The essays in this issue are written by Prof. Zhang Qingxiong and Prof. Wang Xiaochao. Both are close friends of ISCS over the last decade, witnessing the development of the Sino-Christian theology movement. And both of them discussed the contemporary relationship between theology and the public sphere. It is interesting that when they mentioned the language of theology in the public sphere, both articulated some characteristics of Sino-Christian theology. Prof. Zhang in “Political Theology, Public Sphere and Separation of Church and State” wrote “citizens no matter with or without religious attachment can participate in democratic dialogue in public spheres, sharing their own thoughts, and going through criticisms of others.
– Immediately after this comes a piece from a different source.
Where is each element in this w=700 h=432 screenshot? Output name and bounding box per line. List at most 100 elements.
Their thoughts may be discarded or refined and being supported by others, and then integrated into the citizens’ consensus…This is not only because the state should remain neutral among different religions and denominations, in order to secure the freedom of religion, but also because the legitimacy of a democratic legal state should be based on democratic procedures and public consensus, instead of any specific ideology…In the public sphere they have the right to express their opinions or criticize society from their religious view, but they cannot set their religion as the standard of truth. Through rational criticizing and being criticized, defending and refuting, their opinions would blend into public communication. Their beliefs and thoughts can influence others, and the beliefs and thoughts of others can influence them.”

Prof. Wang Xiaochao’s “To Study Religions and to Study Theology” also discussed the principles that theology should observe in the academia, “The term ‘theology’ may refer to any discourse related to the topic of God. Regardless of the result that God is present (theism) or not (atheism) or undetermined (agnosticism), anyone who reflects on this topic participates in the broadest sense of theology… If no one has ever been thinking about God, then there would never be theology. In an age of globalization, every major world religion has its own theology. But just like the time of ancient Greece, there is theology developed inside and outside the believing communities… Theology is a kind of rational thinking, an instrument to raise the quality of religion. In face of the unique contemporary Chinese situation, academia should study religions and cannot neglect theology. Only to study religions without theology (including academic criticism) is not only impossible, but is harmful.”

From my reader’s response perspective, both scholars stated a principle for Sino-Christian theology which emerged from the humanities: perspectives from the church and from the public realm should respect each other. It also articulated the characteristics of Sino-Christian theology in the humanities. This coincidence is like the working spirit of Tao Fong Shan: “The wind blows according to its will, and so it was.”